Le troisième roman de l’autrice irlandaise, sortie en septembre dernier, nous pousse à explorer de nouveau son œuvre, encore jeune mais en pleine expansion. Retour sur son deuxième ouvrage, Conversations with Friends, sorti en 2017, qui esquisse les prémices de Beautiful World Where Are You (2021).

Sally Rooney n’utilise pas de guillemets typographiques, ses dialogues coulent dans la narration comme une part entière de sa réflexion. Conversation entre amis.es, conversation entre amant.es, conversation avec soi-même. Les personnages de Sally Rooney parlent, s’écoutent parler, se comprennent mal.

L’adaptation de Normal People, le premier roman de Sally Rooney, scénarisé par Rooney elle-même, a attiré des critiques positives.

Frances est une étudiante, la vingtaine, dévouée à son art, la poésie, et à son amie, ancienne amante, la belle Bobbi, charismatique et politique. Le duo rencontre le couple de Mélissa et Nick lors d’une de leur représentation de poésie parlée et est attiré de leur orbite. Bobbi s’amourache de Mélissa, et Frances malgré son jugement négatif initial, se trouve étonnamment en résonance avec Nick, un acteur conventionnellement beau, malheureux dans son mariage avec Mélissa.

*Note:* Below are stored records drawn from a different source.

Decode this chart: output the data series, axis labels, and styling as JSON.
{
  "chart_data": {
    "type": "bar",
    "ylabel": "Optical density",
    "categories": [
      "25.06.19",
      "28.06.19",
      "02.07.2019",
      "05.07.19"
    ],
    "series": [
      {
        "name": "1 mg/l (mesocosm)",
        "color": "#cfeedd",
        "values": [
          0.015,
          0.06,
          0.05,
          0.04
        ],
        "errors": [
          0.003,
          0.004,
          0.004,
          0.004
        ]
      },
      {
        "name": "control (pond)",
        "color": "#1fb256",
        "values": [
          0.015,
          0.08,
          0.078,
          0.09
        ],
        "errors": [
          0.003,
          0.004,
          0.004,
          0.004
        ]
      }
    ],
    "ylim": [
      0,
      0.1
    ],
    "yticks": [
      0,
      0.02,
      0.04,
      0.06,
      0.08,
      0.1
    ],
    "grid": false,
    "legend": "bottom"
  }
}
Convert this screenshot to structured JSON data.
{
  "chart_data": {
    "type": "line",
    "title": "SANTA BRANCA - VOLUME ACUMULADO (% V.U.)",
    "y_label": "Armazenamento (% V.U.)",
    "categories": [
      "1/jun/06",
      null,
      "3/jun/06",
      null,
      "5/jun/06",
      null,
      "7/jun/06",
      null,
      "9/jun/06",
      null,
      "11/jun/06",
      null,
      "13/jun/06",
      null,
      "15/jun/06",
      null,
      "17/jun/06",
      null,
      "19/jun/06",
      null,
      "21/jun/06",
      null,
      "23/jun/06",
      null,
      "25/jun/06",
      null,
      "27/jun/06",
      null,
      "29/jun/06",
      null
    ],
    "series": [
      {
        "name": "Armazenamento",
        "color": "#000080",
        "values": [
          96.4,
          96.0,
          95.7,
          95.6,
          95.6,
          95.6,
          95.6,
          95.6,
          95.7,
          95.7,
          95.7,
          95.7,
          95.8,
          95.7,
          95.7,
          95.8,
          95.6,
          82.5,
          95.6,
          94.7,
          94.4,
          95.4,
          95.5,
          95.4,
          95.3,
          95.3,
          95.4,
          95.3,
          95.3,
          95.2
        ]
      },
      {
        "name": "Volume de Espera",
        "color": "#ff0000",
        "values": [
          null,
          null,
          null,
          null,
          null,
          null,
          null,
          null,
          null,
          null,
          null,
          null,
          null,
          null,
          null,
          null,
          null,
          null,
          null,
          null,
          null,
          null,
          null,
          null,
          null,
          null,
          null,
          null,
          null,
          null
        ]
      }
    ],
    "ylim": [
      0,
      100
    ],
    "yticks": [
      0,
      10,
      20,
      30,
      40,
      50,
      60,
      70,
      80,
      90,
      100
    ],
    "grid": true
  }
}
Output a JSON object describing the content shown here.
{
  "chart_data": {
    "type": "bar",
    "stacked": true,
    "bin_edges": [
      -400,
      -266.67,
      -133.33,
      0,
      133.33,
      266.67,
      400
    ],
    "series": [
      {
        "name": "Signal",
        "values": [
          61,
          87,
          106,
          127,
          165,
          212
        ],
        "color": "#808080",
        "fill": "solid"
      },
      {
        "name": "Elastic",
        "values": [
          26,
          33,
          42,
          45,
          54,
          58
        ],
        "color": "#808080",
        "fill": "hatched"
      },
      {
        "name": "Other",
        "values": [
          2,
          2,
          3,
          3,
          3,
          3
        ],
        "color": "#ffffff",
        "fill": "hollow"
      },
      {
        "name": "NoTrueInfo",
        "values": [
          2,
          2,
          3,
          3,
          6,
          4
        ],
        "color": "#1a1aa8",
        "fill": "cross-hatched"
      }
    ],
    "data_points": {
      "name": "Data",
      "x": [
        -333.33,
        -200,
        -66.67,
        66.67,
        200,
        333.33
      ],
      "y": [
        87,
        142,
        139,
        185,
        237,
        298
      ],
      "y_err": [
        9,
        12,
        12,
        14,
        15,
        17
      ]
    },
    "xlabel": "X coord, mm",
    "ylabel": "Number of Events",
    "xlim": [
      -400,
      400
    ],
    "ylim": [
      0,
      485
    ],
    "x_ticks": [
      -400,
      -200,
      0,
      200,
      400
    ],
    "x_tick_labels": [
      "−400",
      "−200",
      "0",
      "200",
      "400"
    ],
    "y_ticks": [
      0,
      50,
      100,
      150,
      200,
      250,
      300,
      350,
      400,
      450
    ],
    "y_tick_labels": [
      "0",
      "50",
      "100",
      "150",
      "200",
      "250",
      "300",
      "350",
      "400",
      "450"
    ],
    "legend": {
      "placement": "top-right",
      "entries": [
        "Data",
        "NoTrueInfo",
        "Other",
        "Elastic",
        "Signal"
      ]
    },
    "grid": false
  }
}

Sally Rooney mêle l’intime au politique, en liant à la narration de Frances des réflexions sur le marxisme, le privilège blanc, le racisme même. La sortie de Beautiful World Where Are You a fait taulé en Israël, alors que Rooney a refusé de traduire son nouvel ouvrage en hébreu, comme action de boycott contre l’invasion Israélienne de la Palestine. Si l’autrice est militante, ses digressions politiques écrites peuvent agacer, souvent superficielles au milieu de tribulations intimes sans réels enjeux. Mais l’auteure le reconnaît elle-même, et c’est là toute l’essence de ses personnages. Pour le New York Times, elle questionne l’acte d’écrire de la fiction dans un monde où la réalité dépasse tout ce qu’on peut imaginer de bien ou de mal : « Quand on habite un monde en crise historique, et qu’on s’en soucie, comment justifier à soit-même que la chose à laquelle on a choisit de dédier sa vie c’est d’inventer de faux personnages qui ont des fausses relations amoureuses ? »

Sally Rooney in Merrion Square in Dublin. Photography: Ellius Grace for The New York Times.

Tous les personnages sont à degrés variés autocentrés, interagissent entre eux à coup de cruauté ordinaire, ou de malentendus. Certains lecteurs se reconnaîtront dans les démons de Frances, d’autres seront exaspérés, pour d’autres ce sera les deux.

Sally Rooney est encore une jeune autrice même si on peut déjà la considérer comme prolifique, et son art a encore la place de maturer et évoluer. Elle a par ailleurs exprimé son inconfort à l’idée d’être plus connue qu’elle ne l’attendait ; ses deux premiers romans ont attiré une attention mondiale, surtout auprès d’un lectorat jeune. On lui souhaite de continuer sur sa lancée et de conquérir ceux qu’elle n’a pas encore atteint malgré la médiatisation malvenue qui accompagne son nouveau statut.